Identification of TFs that were differentially expressed in response to RSV infection.
(A) The distribution of fold-changes in expression of TFs at each time point in response to RSV infection. Genes were divided into five groups: not expressed (gray); down-regulated with < 2-fold change (green); down-regulated with > 2-fold change (dark green); up-regulated with < 2-fold change (orange); and up-regulated with > 2-fold change (red). (B) The number of differentially expressed TFs according to the 11 representative TF families at each time point. When the number of differentially up-regulated genes was greater than the number of down-regulated genes, red was used. In the opposite case, green was used.
Fig 7.
Expression of rice genes associated with transposon elements, receptor-like kinases, and NBS-LRR proteins in response to RSV infection.

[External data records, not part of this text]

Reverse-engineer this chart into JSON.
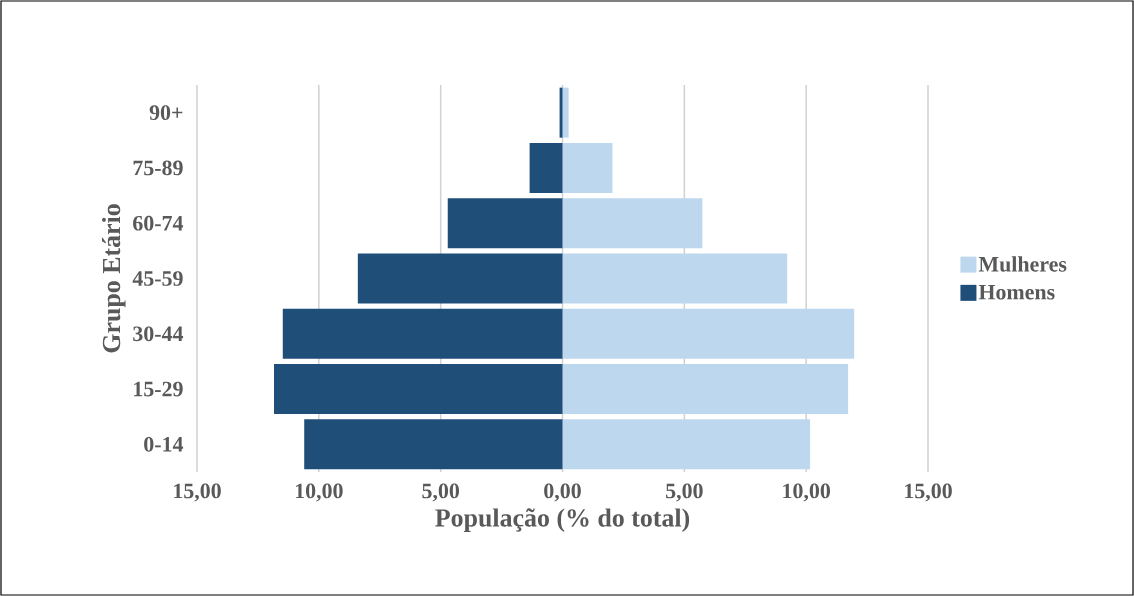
{
  "chart_data": {
    "type": "bar",
    "orientation": "horizontal",
    "stacked": true,
    "xlabel": "População (% do total)",
    "ylabel": "Grupo Etário",
    "categories": [
      "90+",
      "75-89",
      "60-74",
      "45-59",
      "30-44",
      "15-29",
      "0-14"
    ],
    "series": [
      {
        "name": "Mulheres",
        "color": "#bdd7ee",
        "values": [
          0.25,
          2.05,
          5.74,
          9.22,
          11.97,
          11.72,
          10.16
        ]
      },
      {
        "name": "Homens",
        "color": "#1f4e79",
        "values": [
          -0.12,
          -1.35,
          -4.71,
          -8.4,
          -11.48,
          -11.84,
          -10.6
        ]
      }
    ],
    "xlim": [
      -15,
      15
    ],
    "xticks": [
      {
        "value": -15,
        "label": "15,00"
      },
      {
        "value": -10,
        "label": "10,00"
      },
      {
        "value": -5,
        "label": "5,00"
      },
      {
        "value": 0,
        "label": "0,00"
      },
      {
        "value": 5,
        "label": "5,00"
      },
      {
        "value": 10,
        "label": "10,00"
      },
      {
        "value": 15,
        "label": "15,00"
      }
    ],
    "grid": "x",
    "legend": "right"
  }
}
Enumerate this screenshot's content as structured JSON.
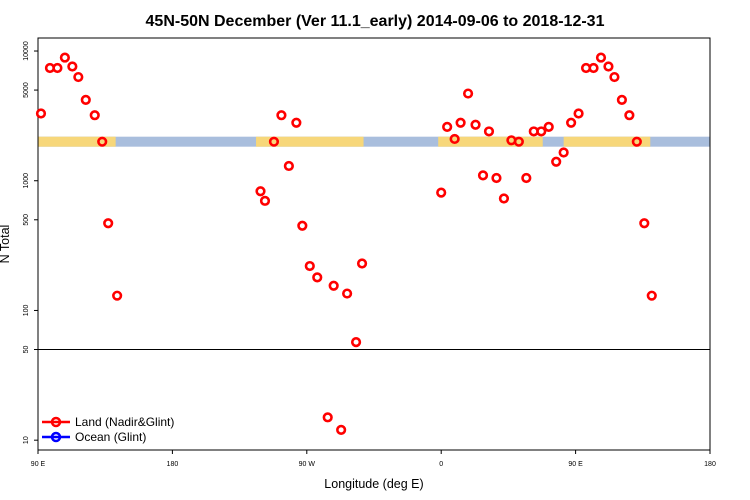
{
  "chart_data": {
    "type": "scatter",
    "title": "45N-50N December (Ver 11.1_early)   2014-09-06 to 2018-12-31",
    "xlabel": "Longitude (deg E)",
    "ylabel": "N Total",
    "y_scale": "log",
    "ylim": [
      8.4,
      12600
    ],
    "x_ticks": [
      {
        "value": 0,
        "label": "90 E"
      },
      {
        "value": 90,
        "label": "180"
      },
      {
        "value": 180,
        "label": "90 W"
      },
      {
        "value": 270,
        "label": "0"
      },
      {
        "value": 360,
        "label": "90 E"
      },
      {
        "value": 450,
        "label": "180"
      }
    ],
    "xlim": [
      0,
      450
    ],
    "y_ticks": [
      10,
      50,
      100,
      500,
      1000,
      5000,
      10000
    ],
    "reference_line": {
      "y": 50
    },
    "surface_strip": {
      "y_value": 2000,
      "land_color": "#F7D77A",
      "ocean_color": "#A9BEDD",
      "land_segments": [
        [
          0,
          52
        ],
        [
          146,
          218
        ],
        [
          268,
          338
        ],
        [
          352,
          410
        ]
      ]
    },
    "legend": {
      "position": "bottom-left",
      "entries": [
        {
          "label": "Land (Nadir&Glint)",
          "color": "#FF0000"
        },
        {
          "label": "Ocean (Glint)",
          "color": "#0000FF"
        }
      ]
    },
    "series": [
      {
        "name": "Land (Nadir&Glint)",
        "color": "#FF0000",
        "points": [
          {
            "x": 2,
            "y": 3300
          },
          {
            "x": 8,
            "y": 7400
          },
          {
            "x": 13,
            "y": 7400
          },
          {
            "x": 18,
            "y": 8900
          },
          {
            "x": 23,
            "y": 7600
          },
          {
            "x": 27,
            "y": 6300
          },
          {
            "x": 32,
            "y": 4200
          },
          {
            "x": 38,
            "y": 3200
          },
          {
            "x": 43,
            "y": 2000
          },
          {
            "x": 47,
            "y": 470
          },
          {
            "x": 53,
            "y": 130
          },
          {
            "x": 149,
            "y": 830
          },
          {
            "x": 152,
            "y": 700
          },
          {
            "x": 158,
            "y": 2000
          },
          {
            "x": 163,
            "y": 3200
          },
          {
            "x": 168,
            "y": 1300
          },
          {
            "x": 173,
            "y": 2800
          },
          {
            "x": 177,
            "y": 450
          },
          {
            "x": 182,
            "y": 220
          },
          {
            "x": 187,
            "y": 180
          },
          {
            "x": 194,
            "y": 15
          },
          {
            "x": 198,
            "y": 155
          },
          {
            "x": 203,
            "y": 12
          },
          {
            "x": 207,
            "y": 135
          },
          {
            "x": 213,
            "y": 57
          },
          {
            "x": 217,
            "y": 230
          },
          {
            "x": 270,
            "y": 810
          },
          {
            "x": 274,
            "y": 2600
          },
          {
            "x": 279,
            "y": 2100
          },
          {
            "x": 283,
            "y": 2800
          },
          {
            "x": 288,
            "y": 4700
          },
          {
            "x": 293,
            "y": 2700
          },
          {
            "x": 298,
            "y": 1100
          },
          {
            "x": 302,
            "y": 2400
          },
          {
            "x": 307,
            "y": 1050
          },
          {
            "x": 312,
            "y": 730
          },
          {
            "x": 317,
            "y": 2050
          },
          {
            "x": 322,
            "y": 2000
          },
          {
            "x": 327,
            "y": 1050
          },
          {
            "x": 332,
            "y": 2400
          },
          {
            "x": 337,
            "y": 2400
          },
          {
            "x": 342,
            "y": 2600
          },
          {
            "x": 347,
            "y": 1400
          },
          {
            "x": 352,
            "y": 1650
          },
          {
            "x": 357,
            "y": 2800
          },
          {
            "x": 362,
            "y": 3300
          },
          {
            "x": 367,
            "y": 7400
          },
          {
            "x": 372,
            "y": 7400
          },
          {
            "x": 377,
            "y": 8900
          },
          {
            "x": 382,
            "y": 7600
          },
          {
            "x": 386,
            "y": 6300
          },
          {
            "x": 391,
            "y": 4200
          },
          {
            "x": 396,
            "y": 3200
          },
          {
            "x": 401,
            "y": 2000
          },
          {
            "x": 406,
            "y": 470
          },
          {
            "x": 411,
            "y": 130
          }
        ]
      },
      {
        "name": "Ocean (Glint)",
        "color": "#0000FF",
        "points": []
      }
    ]
  }
}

(A) Expression of genes related to transposon elements (TEs). A total of 17,271 TEs were selected based on the rice genome annotation project. Genes were divided into five groups: not expressed (gray); down-regulated with < 2-fold change (green color); down-regulated with > 2-fold change (dark green color); up-regulated with < 2-fold change (orange color); and up-regulated with > 2-fold change (red color). (B) Expression of genes encoding receptor-like kinases. A total of 1,070 receptor-like kinases belonging to 50 families were selected based on a previous study [39]. (C) The number of expressed NBS-LRR genes on each rice chromosome. A total of 405 rice genes that contained an NBS-LRR domain were selected. The bar graph indicates the number of expressed NBS-LRR genes on each chromosome.
Table 2.
Comparison of DEGs between RNA-Seq and microarray studies.
We compared the number of DEGs between RNA-Seq (this study) and microarray [8]. Up, down, and common indicate up-regulated, down-regulated, and commonly identified DEGs, respectively. To identify commonly identified DEGs, DEGs at 3 dpi of RNA-Seq data was compared to those of microarray data at 3 dpi. DEGs at 7 dpi of RNA-Seq data were compared to those of microarray data at 6 dpi and 9 dpi. DEGs at 15 dpi of RNA-Seq data were compared to those of microarray data at 12 dpi.